Dopo la felice risoluzione del caso Asia Bibi e malgrado alcuni positivi sviluppi, la situazione riguardante la legge sulla blasfemia e il suo abuso ai danni delle minoranze religiose continua a essere preoccupante
«È una donna solida con un forte carattere e molta determinazione, aiutata di sicuro dalla sua incrollabile fede». Con queste parole la giornalista Anne-Isabelle Tollet, autrice di “Finalmente libera!” descrive Asia Bibi, nome con cui è diventata conosciuta Aasiya Noreen, imprigionata per nove anni nelle carceri pakistane con l’accusa di blasfemia.
La sua storia, già raccontata nelle pagine di Polizia e Democrazia (n. 191 e n. 196) ha poi avuto una risoluzione positiva e ora la donna, dopo anni di inaudite sofferenze, vive in Canada. La vicenda, che ha avuto ramificazioni politiche nazionali e anche internazionali, ha visto l’intervento diretto del presidente Imran Khan. «Lo conoscevo e ho avuto fiducia in lui – ha raccontato in un’intervista Skype Anne-Isabelle Tollet – almeno l’uomo che ho avuto modo di conoscere non era certo un alleato degli islamisti. Sicuramente ha mostrato apertura verso la giustizia e la libertà che sono state assenti nel caso di Asia Bibi e ha salutato la liberazione di questa donna dopo la decisione della Corte Suprema che ha in questo modo mantenuto il suo ruolo di potere esecutivo».
Tollet ha visto nella liberazione di Asia Bibi un sicuro segnale di speranza per il futuro. «Può essere un precedente importante. Anche se dopo una lunga ed estenuante lotta, il fatto che la Corte Suprema del Pakistan abbia finalmente reso giustizia è un segnale significativo».
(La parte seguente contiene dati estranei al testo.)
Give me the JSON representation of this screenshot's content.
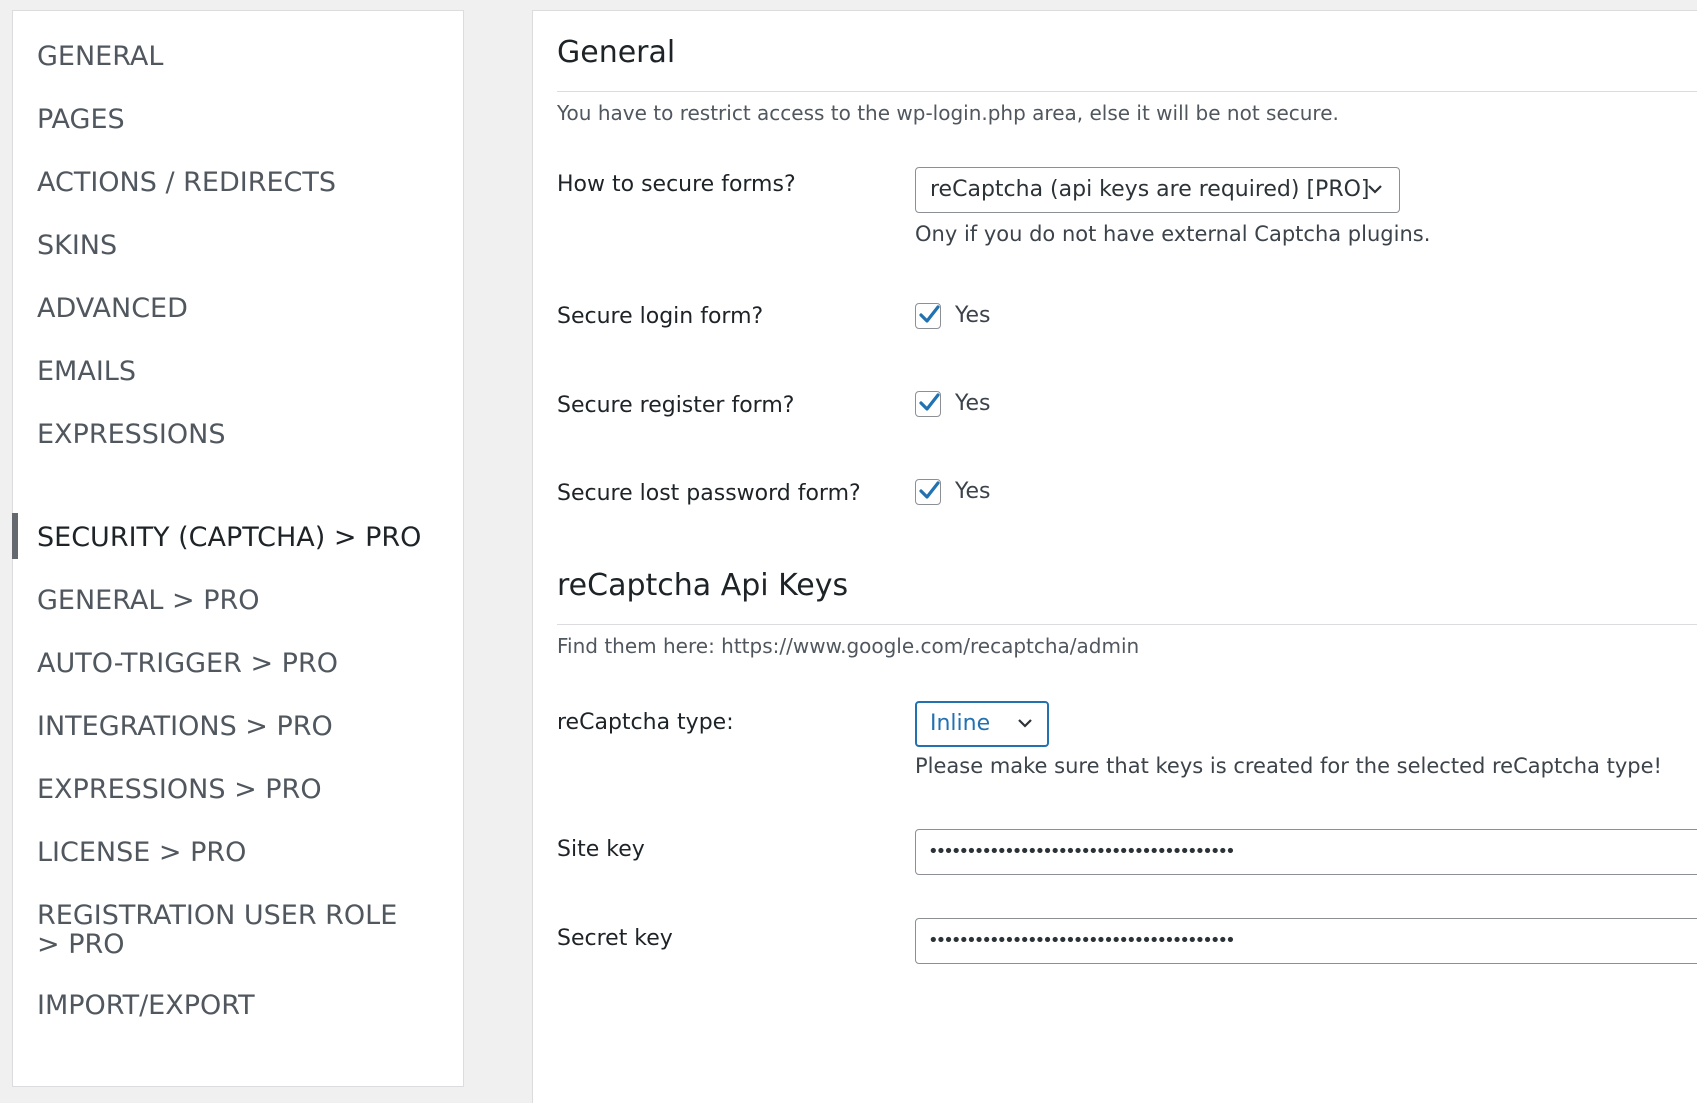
{
  "sidebar": {
    "items": [
      {
        "label": "GENERAL"
      },
      {
        "label": "PAGES"
      },
      {
        "label": "ACTIONS / REDIRECTS"
      },
      {
        "label": "SKINS"
      },
      {
        "label": "ADVANCED"
      },
      {
        "label": "EMAILS"
      },
      {
        "label": "EXPRESSIONS"
      },
      {
        "label": "SECURITY (CAPTCHA) > PRO",
        "active": true
      },
      {
        "label": "GENERAL > PRO"
      },
      {
        "label": "AUTO-TRIGGER > PRO"
      },
      {
        "label": "INTEGRATIONS > PRO"
      },
      {
        "label": "EXPRESSIONS > PRO"
      },
      {
        "label": "LICENSE > PRO"
      },
      {
        "label": "REGISTRATION USER ROLE > PRO"
      },
      {
        "label": "IMPORT/EXPORT"
      }
    ]
  },
  "general": {
    "title": "General",
    "description": "You have to restrict access to the wp-login.php area, else it will be not secure.",
    "secure_forms": {
      "label": "How to secure forms?",
      "value": "reCaptcha (api keys are required) [PRO]",
      "help": "Ony if you do not have external Captcha plugins."
    },
    "secure_login": {
      "label": "Secure login form?",
      "option": "Yes",
      "checked": true
    },
    "secure_register": {
      "label": "Secure register form?",
      "option": "Yes",
      "checked": true
    },
    "secure_lost_password": {
      "label": "Secure lost password form?",
      "option": "Yes",
      "checked": true
    }
  },
  "recaptcha": {
    "title": "reCaptcha Api Keys",
    "description": "Find them here: https://www.google.com/recaptcha/admin",
    "type": {
      "label": "reCaptcha type:",
      "value": "Inline",
      "help": "Please make sure that keys is created for the selected reCaptcha type!"
    },
    "site_key": {
      "label": "Site key",
      "value": "••••••••••••••••••••••••••••••••••••••••"
    },
    "secret_key": {
      "label": "Secret key",
      "value": "••••••••••••••••••••••••••••••••••••••••"
    }
  },
  "colors": {
    "accent": "#2271b1",
    "checkmark": "#2271b1",
    "active_bar": "#646970"
  }
}
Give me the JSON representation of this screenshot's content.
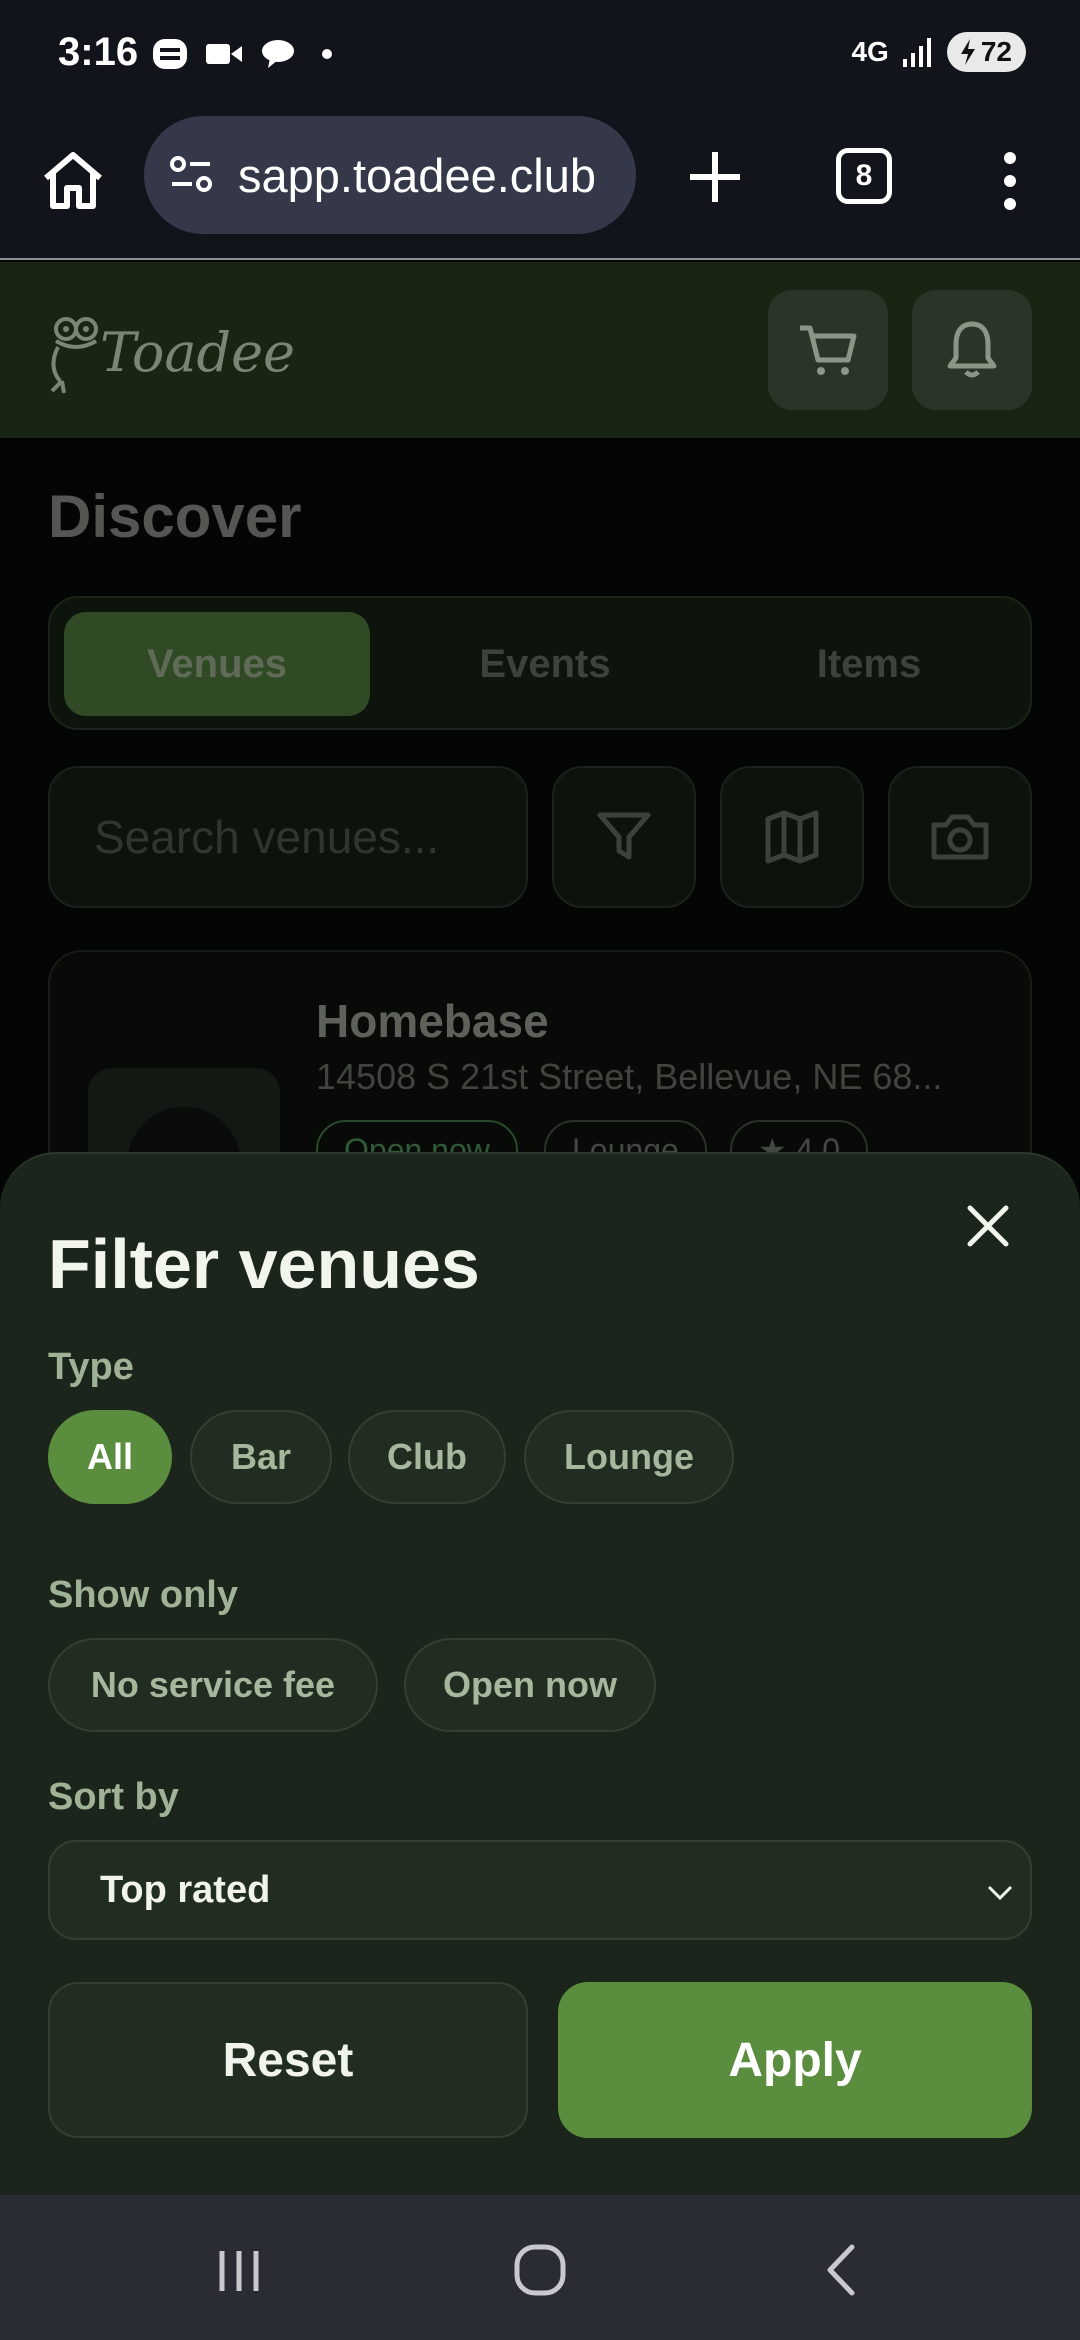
{
  "status_bar": {
    "time": "3:16",
    "network": "4G",
    "battery": "72",
    "icons": [
      "app-notification-icon",
      "video-icon",
      "chat-icon",
      "dot-icon",
      "signal-icon",
      "battery-icon"
    ]
  },
  "browser": {
    "url": "sapp.toadee.club",
    "tab_count": "8",
    "icons": [
      "home-icon",
      "site-settings-icon",
      "plus-icon",
      "tabs-icon",
      "more-icon"
    ]
  },
  "app_header": {
    "logo_text": "Toadee",
    "icons": [
      "cart-icon",
      "bell-icon"
    ]
  },
  "discover": {
    "title": "Discover",
    "tabs": [
      {
        "label": "Venues",
        "active": true
      },
      {
        "label": "Events",
        "active": false
      },
      {
        "label": "Items",
        "active": false
      }
    ],
    "search_placeholder": "Search venues...",
    "tool_icons": [
      "filter-icon",
      "map-icon",
      "camera-icon"
    ],
    "venue": {
      "name": "Homebase",
      "address": "14508 S 21st Street, Bellevue, NE 68...",
      "chips": [
        "Open now",
        "Lounge",
        "★ 4.0"
      ]
    }
  },
  "filter_sheet": {
    "title": "Filter venues",
    "type_label": "Type",
    "type_options": [
      {
        "label": "All",
        "active": true
      },
      {
        "label": "Bar",
        "active": false
      },
      {
        "label": "Club",
        "active": false
      },
      {
        "label": "Lounge",
        "active": false
      }
    ],
    "show_only_label": "Show only",
    "show_only_options": [
      {
        "label": "No service fee",
        "active": false
      },
      {
        "label": "Open now",
        "active": false
      }
    ],
    "sort_label": "Sort by",
    "sort_value": "Top rated",
    "reset_label": "Reset",
    "apply_label": "Apply"
  },
  "colors": {
    "accent": "#5b8d3e",
    "sheet_background": "#1b251c",
    "header_background": "#172512"
  }
}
La stessa Asia Bibi, lo scorso aprile è intervenuta via Zoom durante la presentazione dell’ultimo Religious Freedom in the World, pubblicato ogni due anni da Aid to the Church in Need, un’organizzazione cattolica. «Abolite la legge sulla blasfemia o prevenite il suo abuso» ha dichiarato Bibi, appellandosi direttamente al presidente Imran Khan.